As grandes polêmicas quanto à aplicação subsidiária destas leis novas, com certeza, vão fixar-se na área da execução. Por exemplo, a desnecessidade de garantir o Juízo para opor os embargos à execução e a penalidade ao devedor que não indicar bens à penhora espontaneamente, constituem inovações radicais. Não devem produzir, contudo, nenhum ganho significativo em termos de celeridade porque continuaram intocados dois gargalos complexos: a demora excessiva nas liquidações mais complexas e a montanha de execuções frustradas pela insolvência ou desaparecimento do devedor.

O legislador continua a deixar sem regulamentação o Fundo de Garantia das Execuções Trabalhistas criado pela EC 45 e que poderia resolver este último problema. Aliás, a procrastinação nas execuções poderia diminuir bastante se o TST, singelamente, passasse a punir os devedores com extrema severidade, com as penas já previstas em lei, no caso da interposição de agravo de instrumento pelas Executadas contra denegação de recurso de revista em agravo de petição. Na ausência destas penas, muitos advogados patronais sentem-se obrigados a esgotar a via recursal com estes apelos procrastinatórios, como parte de sua responsabilidade em bem servir o cliente.

Na Justiça do Trabalho, em São Paulo, pela primeira vez em muitos anos, brilha uma tênue luz bruxuleante no fim do túnel. A lei de dezembro de 2004 que criava novos cargos teve seus efeitos (afinal) totalmente concretizados e a posse de 395 novos servidores no mês de dezembro pode trazer um incremento de celeridade. Ainda em São Paulo, vale destacar como ponto positivo, o sucesso do mecanismo de acesso a providências da Corregedoria através da Internet, como meio rápido e eficaz de desfazer muitos nós complicados. Como ponto negativo, é de se lamentar que a nova direção tenha abolido o mecanismo mensal de audiência aberta da presidência aos jurisdicionados.

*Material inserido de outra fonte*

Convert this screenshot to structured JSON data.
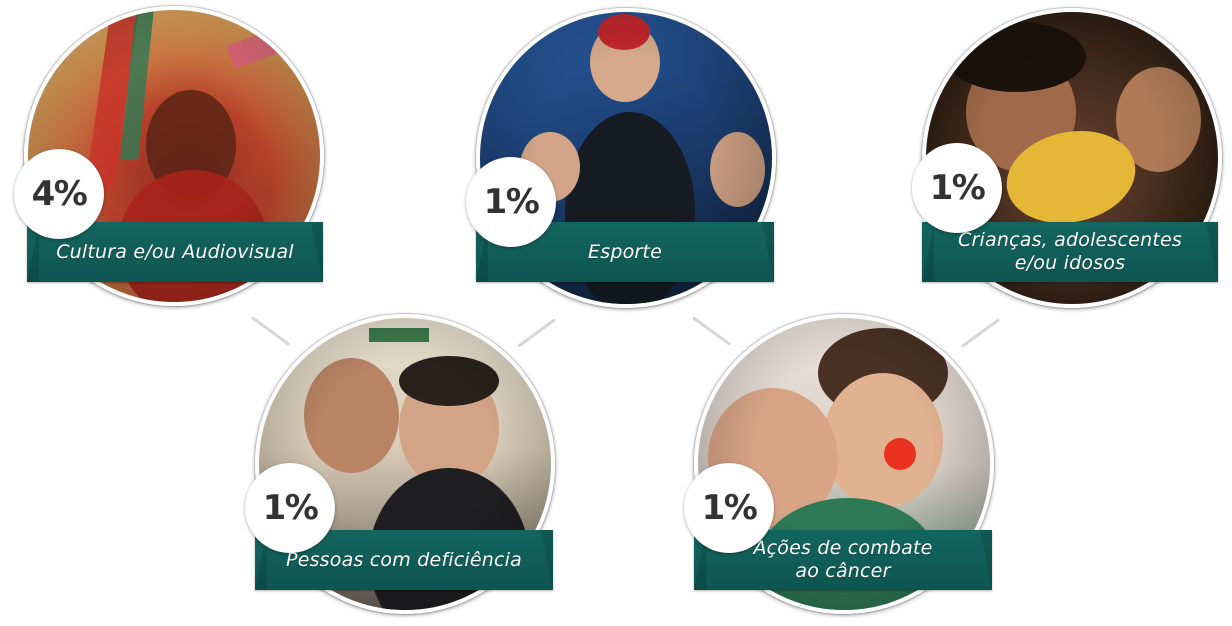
{
  "causes": [
    {
      "id": "cultura",
      "percent": "4%",
      "label": "Cultura e/ou Audiovisual",
      "photo_colors": [
        "#b3261e",
        "#e9b04a",
        "#f2e2b2"
      ]
    },
    {
      "id": "esporte",
      "percent": "1%",
      "label": "Esporte",
      "photo_colors": [
        "#1f4c89",
        "#2b2b2b",
        "#d9c7b1"
      ]
    },
    {
      "id": "criancas",
      "percent": "1%",
      "label": "Crianças, adolescentes\ne/ou idosos",
      "photo_colors": [
        "#3f2a1c",
        "#e6b93a",
        "#8a5a3a"
      ]
    },
    {
      "id": "deficiencia",
      "percent": "1%",
      "label": "Pessoas com deficiência",
      "photo_colors": [
        "#2c2c2c",
        "#c79a7a",
        "#e9e2d5"
      ]
    },
    {
      "id": "cancer",
      "percent": "1%",
      "label": "Ações de combate\nao câncer",
      "photo_colors": [
        "#e8e0d8",
        "#c98d6e",
        "#2f6b4f"
      ]
    }
  ]
}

No geral, em São Paulo, fechamos o ano com a Justiça do Trabalho apresentando os mesmos problemas de sempre. Todos se esforçam muito, mas o excesso de feitos entrelaçado com falta de funcionários e uma burocracia kafkiana constituem obstáculos difíceis de transpor. O resultado é a morosidade generalizada, encimada por algumas secretarias das Varas mais problemáticas que chegaram ao estado catatônico: petições que demoram mais de ano para que sejam juntadas, decisões que levam anos para que sejam proferidas. No entanto, os indícios que apontamos acima trazem a esperança de melhorias nos próximos tempos.